Atoll d'Ujae
"Deux cents personnes, une radio, et un océan qui n'en a cure de l'une comme de l'autre."
L'un des plus petits atolls habités de la chaîne Ralik, où toute la population tiendrait dans une seule salle de classe de Majuro.
Ujae est petit, même selon les standards des îles périphériques — une poignée d’îlots autour d’un lagon au centre de la chaîne Ralik, abritant peut-être 400 personnes réparties sur quelques hameaux, et il m’a fallu plus de temps pour organiser le voyage que pour réellement y être. Il n’y a pas de vol commercial régulier ; j’y suis allé sur un petit avion affrété via un contact de l’Autorité du tourisme, et j’ai atterri sur une piste qu’un homme muni d’un râteau débarrassait activement des débris de noix de coco pendant que nous tournions pour nous poser. Cela a donné le ton de toute la visite : rien ici ne se déroule selon un horaire imposé de l’extérieur, tout se passe selon ce dont l’atoll a réellement besoin ce jour-là.

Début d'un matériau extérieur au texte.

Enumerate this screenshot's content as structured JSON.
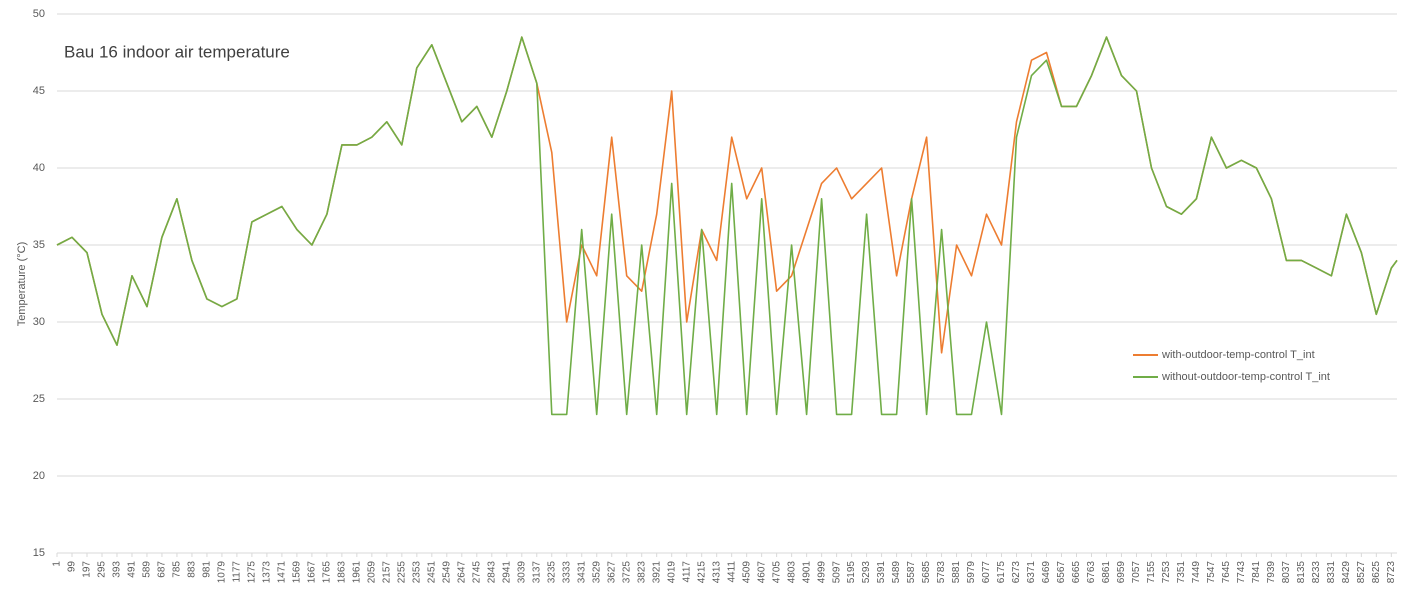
{
  "chart_data": {
    "type": "line",
    "title": "Bau 16 indoor air temperature",
    "y_label": "Temperature (°C)",
    "x": [
      1,
      99,
      197,
      295,
      393,
      491,
      589,
      687,
      785,
      883,
      981,
      1079,
      1177,
      1275,
      1373,
      1471,
      1569,
      1667,
      1765,
      1863,
      1961,
      2059,
      2157,
      2255,
      2353,
      2451,
      2549,
      2647,
      2745,
      2843,
      2941,
      3039,
      3137,
      3235,
      3333,
      3431,
      3529,
      3627,
      3725,
      3823,
      3921,
      4019,
      4117,
      4215,
      4313,
      4411,
      4509,
      4607,
      4705,
      4803,
      4901,
      4999,
      5097,
      5195,
      5293,
      5391,
      5489,
      5587,
      5685,
      5783,
      5881,
      5979,
      6077,
      6175,
      6273,
      6371,
      6469,
      6567,
      6665,
      6763,
      6861,
      6959,
      7057,
      7155,
      7253,
      7351,
      7449,
      7547,
      7645,
      7743,
      7841,
      7939,
      8037,
      8135,
      8233,
      8331,
      8429,
      8527,
      8625,
      8723,
      8760
    ],
    "series": [
      {
        "name": "with-outdoor-temp-control T_int",
        "color": "#ed7d31",
        "values": [
          35,
          35.5,
          34.5,
          30.5,
          28.5,
          33,
          31,
          35.5,
          38,
          34,
          31.5,
          31,
          31.5,
          36.5,
          37,
          37.5,
          36,
          35,
          37,
          41.5,
          41.5,
          42,
          43,
          41.5,
          46.5,
          48,
          45.5,
          43,
          44,
          42,
          45,
          48.5,
          45.5,
          41,
          30,
          35,
          33,
          42,
          33,
          32,
          37,
          45,
          30,
          36,
          34,
          42,
          38,
          40,
          32,
          33,
          36,
          39,
          40,
          38,
          39,
          40,
          33,
          38,
          42,
          28,
          35,
          33,
          37,
          35,
          43,
          47,
          47.5,
          44,
          44,
          46,
          48.5,
          46,
          45,
          40,
          37.5,
          37,
          38,
          42,
          40,
          40.5,
          40,
          38,
          34,
          34,
          33.5,
          33,
          37,
          34.5,
          30.5,
          33.5,
          34
        ]
      },
      {
        "name": "without-outdoor-temp-control T_int",
        "color": "#70ad47",
        "values": [
          35,
          35.5,
          34.5,
          30.5,
          28.5,
          33,
          31,
          35.5,
          38,
          34,
          31.5,
          31,
          31.5,
          36.5,
          37,
          37.5,
          36,
          35,
          37,
          41.5,
          41.5,
          42,
          43,
          41.5,
          46.5,
          48,
          45.5,
          43,
          44,
          42,
          45,
          48.5,
          45.5,
          24,
          24,
          36,
          24,
          37,
          24,
          35,
          24,
          39,
          24,
          36,
          24,
          39,
          24,
          38,
          24,
          35,
          24,
          38,
          24,
          24,
          37,
          24,
          24,
          38,
          24,
          36,
          24,
          24,
          30,
          24,
          42,
          46,
          47,
          44,
          44,
          46,
          48.5,
          46,
          45,
          40,
          37.5,
          37,
          38,
          42,
          40,
          40.5,
          40,
          38,
          34,
          34,
          33.5,
          33,
          37,
          34.5,
          30.5,
          33.5,
          34
        ]
      }
    ],
    "xlim": [
      1,
      8760
    ],
    "xticks": [
      1,
      99,
      197,
      295,
      393,
      491,
      589,
      687,
      785,
      883,
      981,
      1079,
      1177,
      1275,
      1373,
      1471,
      1569,
      1667,
      1765,
      1863,
      1961,
      2059,
      2157,
      2255,
      2353,
      2451,
      2549,
      2647,
      2745,
      2843,
      2941,
      3039,
      3137,
      3235,
      3333,
      3431,
      3529,
      3627,
      3725,
      3823,
      3921,
      4019,
      4117,
      4215,
      4313,
      4411,
      4509,
      4607,
      4705,
      4803,
      4901,
      4999,
      5097,
      5195,
      5293,
      5391,
      5489,
      5587,
      5685,
      5783,
      5881,
      5979,
      6077,
      6175,
      6273,
      6371,
      6469,
      6567,
      6665,
      6763,
      6861,
      6959,
      7057,
      7155,
      7253,
      7351,
      7449,
      7547,
      7645,
      7743,
      7841,
      7939,
      8037,
      8135,
      8233,
      8331,
      8429,
      8527,
      8625,
      8723
    ],
    "ylim": [
      15,
      50
    ],
    "yticks": [
      15,
      20,
      25,
      30,
      35,
      40,
      45,
      50
    ],
    "grid": true,
    "legend": "right"
  }
}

Le maire de l’époque, un homme à la voix douce nommé Ione, m’a fait faire le tour du hameau principal en une vingtaine de minutes, ce qui est à peu près tout ce qu’il faut — une église, une petite boutique réapprovisionnée à chaque passage du bateau de tournée de terrain, une installation solaire montée il y a quelques années qui a réellement changé la façon dont les familles occupent leurs soirées, et une seule radio qui sert de lien principal de l’atoll avec les alertes météo et les nouvelles de Majuro. Il a parlé avec une vraie fierté de l’isolement de l’atoll, non pas comme d’une difficulté mais comme d’une forme de clarté : moins de distractions, des obligations plus resserrées entre foyers, le sentiment que la survie de chacun est visiblement, évidemment liée à celle de tous les autres, d’une manière qu’un endroit plus grand peut se permettre de ne pas avoir.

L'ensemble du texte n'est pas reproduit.